Saramago é comunista. Talvez o último que sobrou, ao lado de Oscar Niemeyer. Isso significa que ele é um humanista, certo? Que é alguém que se preocupa com "vidas", como ele diz, e não com bancos (claro que não as vidas perdidas das cem milhões de pessoas que sentiram na pele - literalmente - todo o "humanismo" marxista na ex-URSS e na China de Mao, mas isso, como já disse acima, não importa).
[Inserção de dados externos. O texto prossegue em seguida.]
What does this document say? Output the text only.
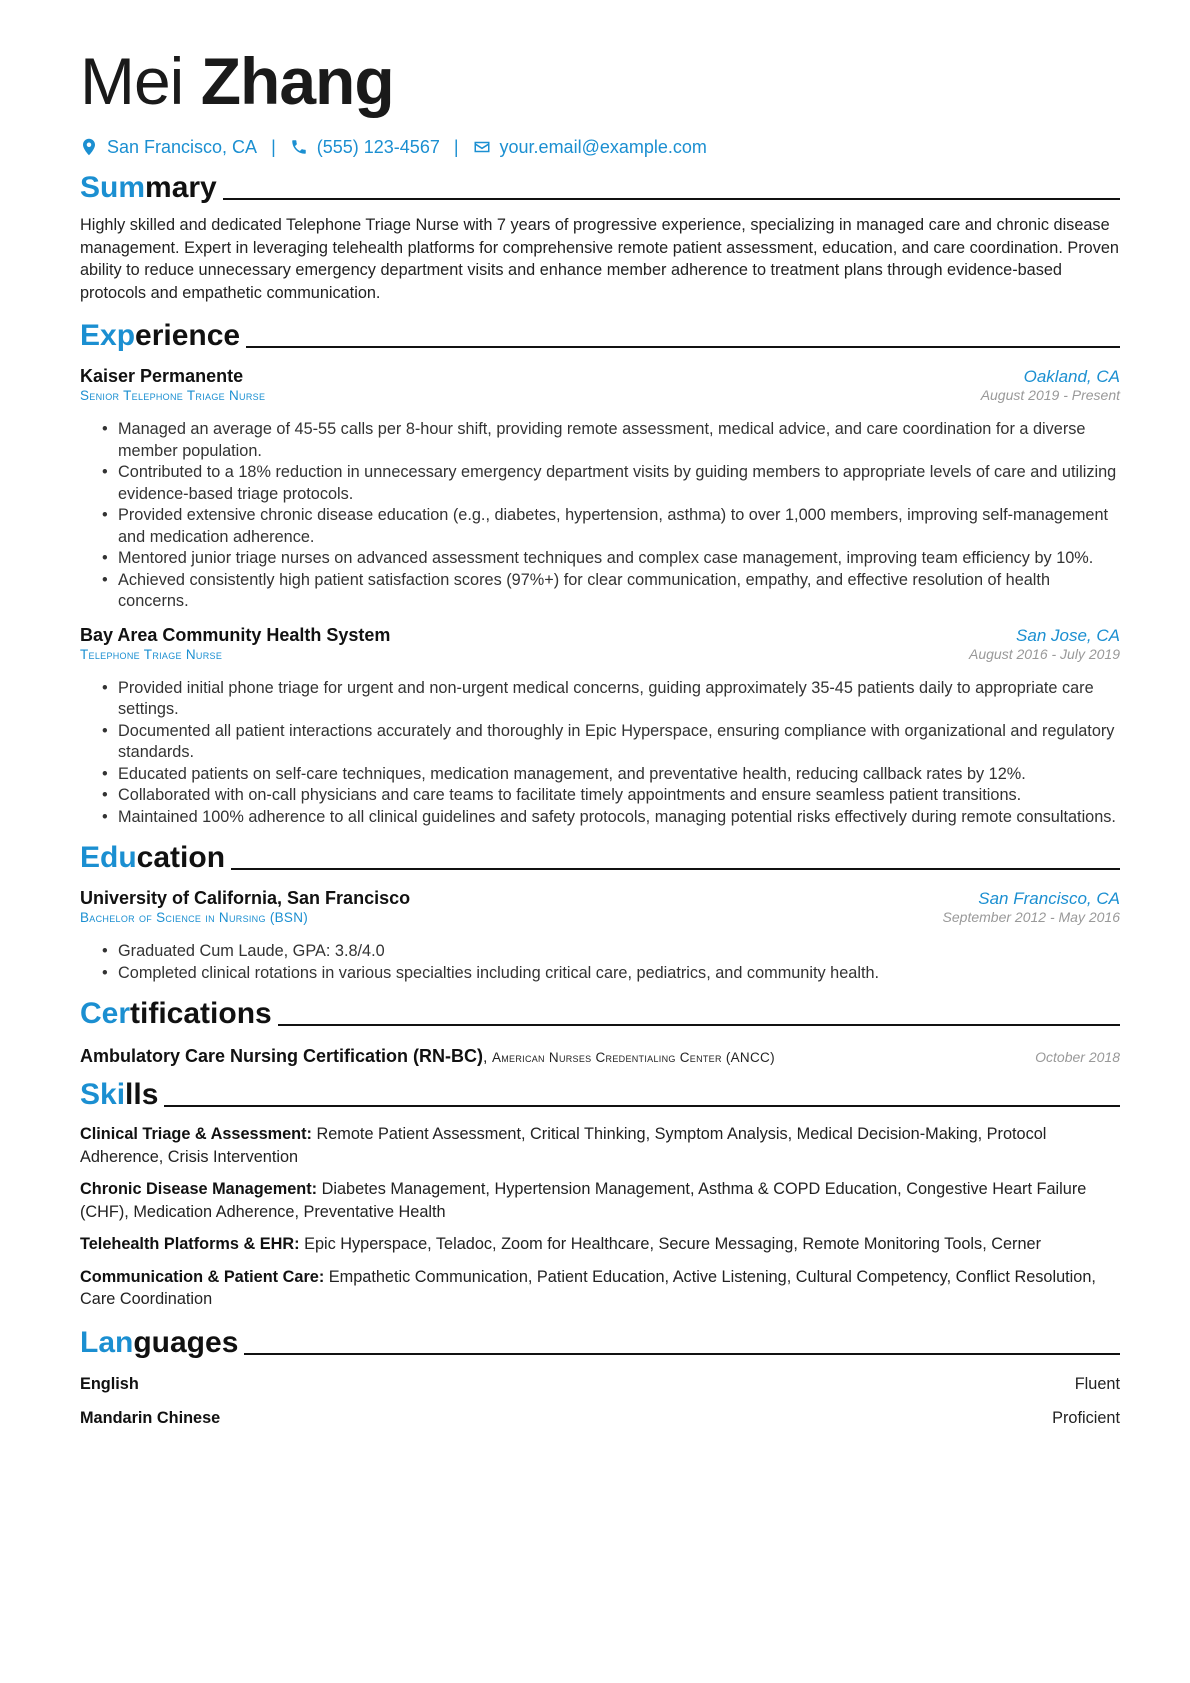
Mei Zhang
San Francisco, CA | (555) 123-4567 | your.email@example.com
Summary
Highly skilled and dedicated Telephone Triage Nurse with 7 years of progressive experience, specializing in managed care and chronic disease management. Expert in leveraging telehealth platforms for comprehensive remote patient assessment, education, and care coordination. Proven ability to reduce unnecessary emergency department visits and enhance member adherence to treatment plans through evidence-based protocols and empathetic communication.
Experience
Kaiser Permanente	Oakland, CA
Senior Telephone Triage Nurse	August 2019 - Present
• Managed an average of 45-55 calls per 8-hour shift, providing remote assessment, medical advice, and care coordination for a diverse member population.
• Contributed to a 18% reduction in unnecessary emergency department visits by guiding members to appropriate levels of care and utilizing evidence-based triage protocols.
• Provided extensive chronic disease education (e.g., diabetes, hypertension, asthma) to over 1,000 members, improving self-management and medication adherence.
• Mentored junior triage nurses on advanced assessment techniques and complex case management, improving team efficiency by 10%.
• Achieved consistently high patient satisfaction scores (97%+) for clear communication, empathy, and effective resolution of health concerns.
Bay Area Community Health System	San Jose, CA
Telephone Triage Nurse	August 2016 - July 2019
• Provided initial phone triage for urgent and non-urgent medical concerns, guiding approximately 35-45 patients daily to appropriate care settings.
• Documented all patient interactions accurately and thoroughly in Epic Hyperspace, ensuring compliance with organizational and regulatory standards.
• Educated patients on self-care techniques, medication management, and preventative health, reducing callback rates by 12%.
• Collaborated with on-call physicians and care teams to facilitate timely appointments and ensure seamless patient transitions.
• Maintained 100% adherence to all clinical guidelines and safety protocols, managing potential risks effectively during remote consultations.
Education
University of California, San Francisco	San Francisco, CA
Bachelor of Science in Nursing (BSN)	September 2012 - May 2016
• Graduated Cum Laude, GPA: 3.8/4.0
• Completed clinical rotations in various specialties including critical care, pediatrics, and community health.
Certifications
Ambulatory Care Nursing Certification (RN-BC), American Nurses Credentialing Center (ANCC)	October 2018
Skills
Clinical Triage & Assessment: Remote Patient Assessment, Critical Thinking, Symptom Analysis, Medical Decision-Making, Protocol Adherence, Crisis Intervention
Chronic Disease Management: Diabetes Management, Hypertension Management, Asthma & COPD Education, Congestive Heart Failure (CHF), Medication Adherence, Preventative Health
Telehealth Platforms & EHR: Epic Hyperspace, Teladoc, Zoom for Healthcare, Secure Messaging, Remote Monitoring Tools, Cerner
Communication & Patient Care: Empathetic Communication, Patient Education, Active Listening, Cultural Competency, Conflict Resolution, Care Coordination
Languages
English	Fluent
Mandarin Chinese	Proficient
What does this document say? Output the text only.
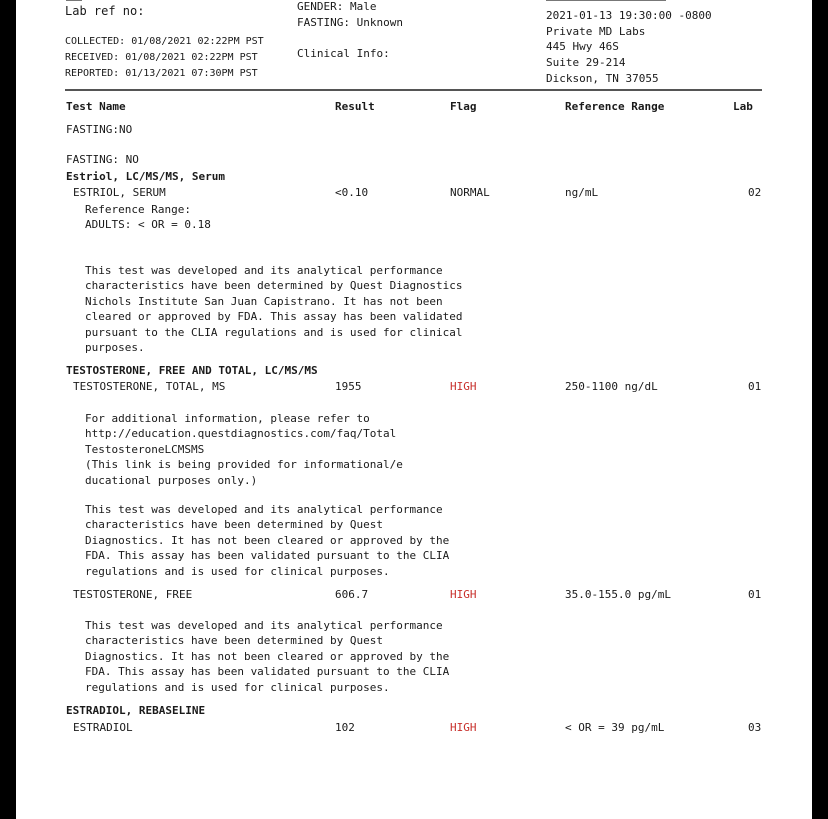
Lab ref no:
COLLECTED: 01/08/2021 02:22PM PST
RECEIVED: 01/08/2021 02:22PM PST
REPORTED: 01/13/2021 07:30PM PST
GENDER: Male
FASTING: Unknown
Clinical Info:
2021-01-13 19:30:00 -0800
Private MD Labs
445 Hwy 46S
Suite 29-214
Dickson, TN 37055
Test Name	Result	Flag	Reference Range	Lab
FASTING:NO
FASTING: NO
Estriol, LC/MS/MS, Serum
ESTRIOL, SERUM	<0.10	NORMAL	ng/mL	02
Reference Range:
ADULTS: < OR = 0.18
This test was developed and its analytical performance
characteristics have been determined by Quest Diagnostics
Nichols Institute San Juan Capistrano. It has not been
cleared or approved by FDA. This assay has been validated
pursuant to the CLIA regulations and is used for clinical
purposes.
TESTOSTERONE, FREE AND TOTAL, LC/MS/MS
TESTOSTERONE, TOTAL, MS	1955	HIGH	250-1100 ng/dL	01
For additional information, please refer to
http://education.questdiagnostics.com/faq/Total
TestosteroneLCMSMS
(This link is being provided for informational/e
ducational purposes only.)
This test was developed and its analytical performance
characteristics have been determined by Quest
Diagnostics. It has not been cleared or approved by the
FDA. This assay has been validated pursuant to the CLIA
regulations and is used for clinical purposes.
TESTOSTERONE, FREE	606.7	HIGH	35.0-155.0 pg/mL	01
This test was developed and its analytical performance
characteristics have been determined by Quest
Diagnostics. It has not been cleared or approved by the
FDA. This assay has been validated pursuant to the CLIA
regulations and is used for clinical purposes.
ESTRADIOL, REBASELINE
ESTRADIOL	102	HIGH	< OR = 39 pg/mL	03
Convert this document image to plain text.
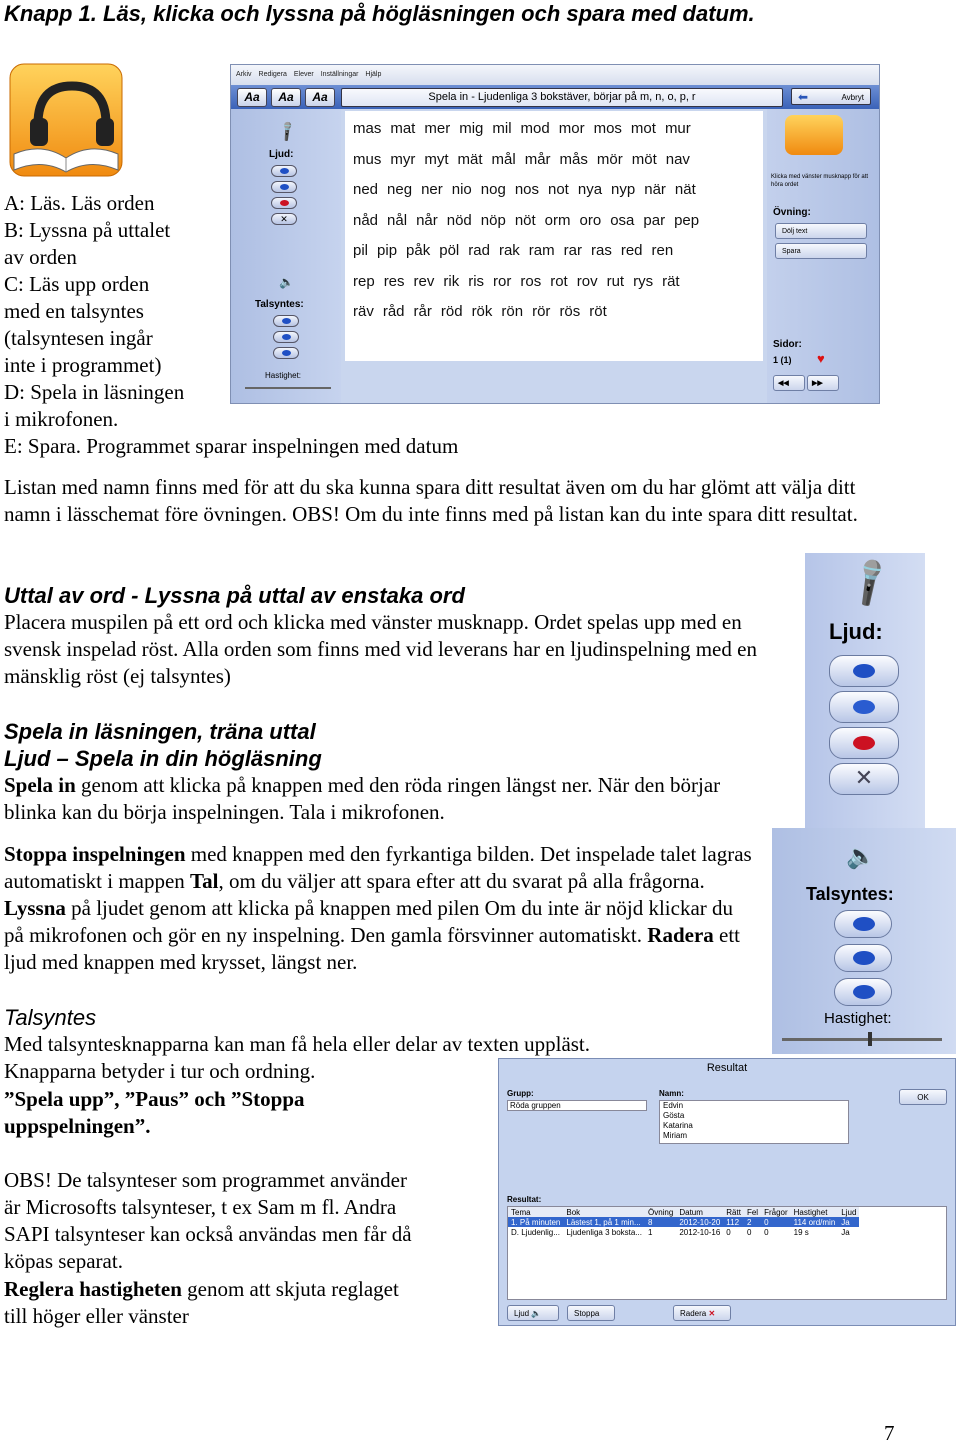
Knapp 1. Läs, klicka och lyssna på högläsningen och spara med datum.

A: Läs. Läs orden

B: Lyssna på uttalet

av orden

C: Läs upp orden

med en talsyntes

(talsyntesen ingår

inte i programmet)

D: Spela in läsningen

i mikrofonen.

E: Spara. Programmet sparar inspelningen med datum

Arkiv Redigera Elever Inställningar Hjälp
Aa	Aa	Aa	Spela in - Ljudenliga 3 bokstäver, börjar på m, n, o, p, r	⬅	Avbryt
🎤
Ljud:
✕
🔈
Talsyntes:
Hastighet:
mas mat mer mig mil mod mor mos mot mur
mus myr myt mät mål mår mås mör möt nav
ned neg ner nio nog nos not nya nyp när nät
nåd nål når nöd nöp nöt orm oro osa par pep
pil pip påk pöl rad rak ram rar ras red ren
rep res rev rik ris ror ros rot rov rut rys rät
räv råd rår röd rök rön rör rös röt
Klicka med vänster musknapp för att höra ordet
Övning:
Dölj text
Spara
Sidor:
1 (1) ♥
◀◀	▶▶

Listan med namn finns med för att du ska kunna spara ditt resultat även om du har glömt att välja ditt namn i lässchemat före övningen. OBS! Om du inte finns med på listan kan du inte spara ditt resultat.

Uttal av ord - Lyssna på uttal av enstaka ord

Placera muspilen på ett ord och klicka med vänster musknapp. Ordet spelas upp med en svensk inspelad röst. Alla orden som finns med vid leverans har en ljudinspelning med en mänsklig röst (ej talsyntes)

Spela in läsningen, träna uttal
Ljud – Spela in din högläsning

Spela in genom att klicka på knappen med den röda ringen längst ner. När den börjar blinka kan du börja inspelningen. Tala i mikrofonen.

Stoppa inspelningen med knappen med den fyrkantiga bilden. Det inspelade talet lagras automatiskt i mappen Tal, om du väljer att spara efter att du svarat på alla frågorna. Lyssna på ljudet genom att klicka på knappen med pilen Om du inte är nöjd klickar du på mikrofonen och gör en ny inspelning. Den gamla försvinner automatiskt. Radera ett ljud med knappen med krysset, längst ner.

🎤
Ljud:
✕
🔈
Talsyntes:
Hastighet:
Talsyntes

Med talsyntesknapparna kan man få hela eller delar av texten uppläst.

Knapparna betyder i tur och ordning.

”Spela upp”, ”Paus” och ”Stoppa

uppspelningen”.

OBS! De talsynteser som programmet använder

är Microsofts talsynteser, t ex Sam m fl. Andra

SAPI talsynteser kan också användas men får då

köpas separat.

Reglera hastigheten genom att skjuta reglaget

till höger eller vänster

Resultat
Grupp:
Röda gruppen
Namn:
Edvin
Gösta
Katarina
Miriam
OK
Resultat:
Tema	Bok	Övning	Datum	Rätt	Fel	Frågor	Hastighet	Ljud
1. På minuten	Lästest 1, på 1 min...	8	2012-10-20	112	2	0	114 ord/min	Ja
D. Ljudenlig...	Ljudenliga 3 boksta...	1	2012-10-16	0	0	0	19 s	Ja
Ljud 🔈	Stoppa	Radera ✕
7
Enfim, um exemplar superior da espécie humana, como dizia aquele argentino barbudo que gostava de fuzilar pessoas e que virou estampa de camiseta... Daí essa sua indignação com o desbloqueio do dinheiro para salvar não "vidas", mas "bancos". Acho estranha essa fixação dos esquerdistas em separar a vida humana, o bem mais precioso, do que seria o pérfido sistema financeiro, dominado por tubarões, só interessados em dinheiro. Principalmente porque isso parece ir de encontro ao que o próprio Marx preconizava. Afinal, não foi ele quem defendeu, durante toda sua vida, que eram as condições materiais de existência que possibilitavam as condições espirituais, a própria vida humana, enfim? E a tal "ajuda aos bancos", tão condenada por Saramago, não visa justamente a impedir o colapso do sistema, que levaria consigo à ruína não dos gatos gordos do sistema financeiro - os "bancos", enfim -, mas de milhões de correntistas e pessoas comuns, que se veriam, caso os bancos quebrem, na rua da amargura? Em suma, não seriam as vidas dessas pessoas comuns, muitas sem dinheiro no banco, que estariam sendo resgatadas também? Que coisa cruel, o capitalismo, não é mesmo?
À certa altura da entrevista coletiva, Saramago foi indagado sobre o vínculo entre o tema de seu romance e a crise financeira. Ele respondeu: "sempre estamos mais ou menos cegos, sobretudo, para o fundamental". Ele sabe disso por experiência própria.